Cybersecurity, Cloudflare tuona contro la maxi-multa dell'Agcom: "Valutiamo lo stop per Milano-Cortina". Gli effetti

L'ad contro la multa Agcom da 14 milioni di euro: l'annuncio di possibili contromisure, mentre la Lega Serie A difende la normativa antipirateria

di Salvatore Isola

Cybersecurity, Cloudflare tuona contro la maxi-multa dell'Agcom: che cosa succede

"Nessuna supervisione giudiziaria.
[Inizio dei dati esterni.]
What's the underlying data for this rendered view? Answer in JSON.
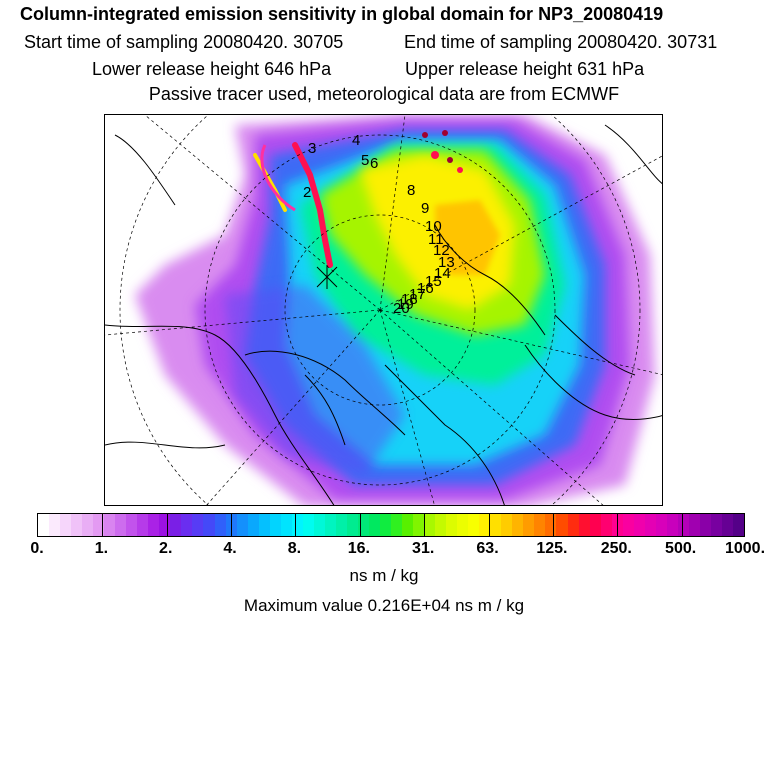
{
  "title": "Column-integrated emission sensitivity in global domain for NP3_20080419",
  "start_sampling": "Start time of sampling 20080420. 30705",
  "end_sampling": "End time of sampling 20080420. 30731",
  "lower_release": "Lower release height  646 hPa",
  "upper_release": "Upper release height  631 hPa",
  "tracer_info": "Passive tracer used, meteorological data are from ECMWF",
  "colorbar": {
    "tick_labels": [
      "0.",
      "1.",
      "2.",
      "4.",
      "8.",
      "16.",
      "31.",
      "63.",
      "125.",
      "250.",
      "500.",
      "1000."
    ],
    "colors": [
      "#ffffff",
      "#fbeafd",
      "#f6d6fb",
      "#f0c2f8",
      "#e9aef5",
      "#e39af2",
      "#d984f0",
      "#cd6cee",
      "#c253ec",
      "#b63be9",
      "#aa22e6",
      "#9c12e3",
      "#7a1fe6",
      "#6a2ef0",
      "#573cf5",
      "#4449f8",
      "#3060fa",
      "#1f78fb",
      "#1490fc",
      "#0aa8fd",
      "#05c0fe",
      "#02d4fe",
      "#00e4fe",
      "#00f4fe",
      "#00fcf0",
      "#00f8d8",
      "#00f4c0",
      "#00f0a8",
      "#00ec90",
      "#00e878",
      "#00e860",
      "#10ec40",
      "#30f020",
      "#58f000",
      "#80f400",
      "#a8f800",
      "#c4fa00",
      "#dcfc00",
      "#ecfe00",
      "#f8ff00",
      "#fff000",
      "#ffe000",
      "#ffcc00",
      "#ffb400",
      "#ff9c00",
      "#ff8400",
      "#ff6c00",
      "#ff4c00",
      "#ff2c10",
      "#ff1030",
      "#ff0050",
      "#ff0070",
      "#ff0090",
      "#fa00a0",
      "#f000ac",
      "#e400b4",
      "#d800ba",
      "#c800bc",
      "#b400b8",
      "#a000b0",
      "#8a00a8",
      "#7800a0",
      "#660094",
      "#540088"
    ],
    "unit": "ns m / kg"
  },
  "max_value": "Maximum value  0.216E+04 ns m / kg",
  "day_labels": [
    "2",
    "3",
    "4",
    "5",
    "6",
    "8",
    "9",
    "10",
    "11",
    "12",
    "13",
    "14",
    "15",
    "16",
    "17",
    "18",
    "19",
    "20"
  ]
}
Nessun giusto processo. Nessun appello. Nessuna trasparenza": Matthew Prince, ceo di Cloudflare, tuona contro la sanzione da 14 milioni di euro emessa dall’Agcom e contro la normativa antipirateria italiana. In un post su X corredato dall’immagine di un guerriero assediato da funzionari in giacca e cravatta davanti al Colosseo con il vessillo 'Open internet', annuncia battaglia. Prince scrive che la società sta valutando di interrompere i servizi di sicurezza pro bono per le prossime Olimpiadi Milano-Cortina e che porterà il caso all’attenzione dell’amministrazione Usa e del Cio. Una posizione condivisa da Andrea Stroppa, che contesta all’Italia di "spararsi sui piedi a causa dell’ignoranza della classe politica".
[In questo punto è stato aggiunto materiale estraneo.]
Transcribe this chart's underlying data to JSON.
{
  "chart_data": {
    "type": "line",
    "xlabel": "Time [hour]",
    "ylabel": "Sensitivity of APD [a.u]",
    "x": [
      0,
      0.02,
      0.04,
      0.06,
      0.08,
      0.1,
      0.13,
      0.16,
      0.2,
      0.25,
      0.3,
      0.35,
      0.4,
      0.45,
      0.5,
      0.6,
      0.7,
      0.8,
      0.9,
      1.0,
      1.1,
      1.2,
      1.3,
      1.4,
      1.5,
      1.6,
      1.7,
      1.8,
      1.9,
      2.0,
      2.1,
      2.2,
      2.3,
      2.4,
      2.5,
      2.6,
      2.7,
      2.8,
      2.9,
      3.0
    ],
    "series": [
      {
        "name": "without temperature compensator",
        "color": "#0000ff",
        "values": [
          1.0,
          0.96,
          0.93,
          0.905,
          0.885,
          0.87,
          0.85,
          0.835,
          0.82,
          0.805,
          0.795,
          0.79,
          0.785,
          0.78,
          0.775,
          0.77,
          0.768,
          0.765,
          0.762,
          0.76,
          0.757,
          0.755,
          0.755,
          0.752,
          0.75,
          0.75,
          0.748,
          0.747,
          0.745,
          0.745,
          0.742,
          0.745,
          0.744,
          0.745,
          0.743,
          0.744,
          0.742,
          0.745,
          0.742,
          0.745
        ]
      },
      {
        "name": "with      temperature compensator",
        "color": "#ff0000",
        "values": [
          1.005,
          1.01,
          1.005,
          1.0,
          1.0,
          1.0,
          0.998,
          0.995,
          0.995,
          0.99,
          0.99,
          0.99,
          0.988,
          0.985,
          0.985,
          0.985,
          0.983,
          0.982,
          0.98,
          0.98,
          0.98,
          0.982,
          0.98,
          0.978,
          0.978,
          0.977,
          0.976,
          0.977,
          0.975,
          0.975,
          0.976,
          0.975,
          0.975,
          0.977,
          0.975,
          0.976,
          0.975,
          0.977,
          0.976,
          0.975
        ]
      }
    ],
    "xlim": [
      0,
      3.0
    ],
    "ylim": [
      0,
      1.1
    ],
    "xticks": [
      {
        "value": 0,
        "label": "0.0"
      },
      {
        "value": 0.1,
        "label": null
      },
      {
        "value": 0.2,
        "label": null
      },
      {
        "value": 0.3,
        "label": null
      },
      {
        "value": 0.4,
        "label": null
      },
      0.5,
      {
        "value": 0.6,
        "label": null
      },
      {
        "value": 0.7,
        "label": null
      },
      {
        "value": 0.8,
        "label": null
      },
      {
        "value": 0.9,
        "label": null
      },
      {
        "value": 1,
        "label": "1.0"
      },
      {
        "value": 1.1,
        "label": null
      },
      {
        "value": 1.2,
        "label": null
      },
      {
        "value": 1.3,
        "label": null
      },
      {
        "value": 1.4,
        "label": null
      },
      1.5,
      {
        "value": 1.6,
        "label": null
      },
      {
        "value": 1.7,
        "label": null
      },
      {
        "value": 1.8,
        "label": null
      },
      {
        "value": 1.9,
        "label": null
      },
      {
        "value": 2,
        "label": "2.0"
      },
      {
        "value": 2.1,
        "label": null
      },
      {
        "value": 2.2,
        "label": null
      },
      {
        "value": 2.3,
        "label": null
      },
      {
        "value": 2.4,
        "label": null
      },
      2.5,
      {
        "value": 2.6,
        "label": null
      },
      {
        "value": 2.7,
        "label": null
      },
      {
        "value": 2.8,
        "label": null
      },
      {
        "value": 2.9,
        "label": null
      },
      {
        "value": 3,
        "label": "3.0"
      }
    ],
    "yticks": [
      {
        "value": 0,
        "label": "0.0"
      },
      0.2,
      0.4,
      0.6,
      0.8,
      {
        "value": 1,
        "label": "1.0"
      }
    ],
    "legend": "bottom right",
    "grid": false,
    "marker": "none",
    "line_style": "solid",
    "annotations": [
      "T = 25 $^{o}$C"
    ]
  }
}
Secondo Cloudflare, la multa è stata ingiusta: "Un organo quasi giudiziario in Italia ci ha imposto di censurare contenuti non solo in Italia, ma a livello globale. Questo è disgustoso e prima della multa avevamo già diverse cause legali pendenti contro il sistema sottostante. Ora combatteremo contro la multa ingiusta, per noi e per i valori democratici".

La risposta della società potrebbe andare oltre: interrompere i servizi di sicurezza gratuiti in Italia, rimuovere server dalle città italiane e fermare investimenti o aperture di sedi nel Paese. Prince cita Elon Musk: "La libertà di parola è sotto attacco da parte di una cricca di politici europei fuori dal mondo".

La Lega Serie A, invece, bolla le dichiarazioni di Cloudflare come "distorsioni, minacce e falsità". L’ad Luigi De Siervo difende la normativa antipirateria e strumenti come Piracy Shield, sottolineando che la sanzione riguarda esclusivamente la tutela del diritto d’autore, non la censura di internet.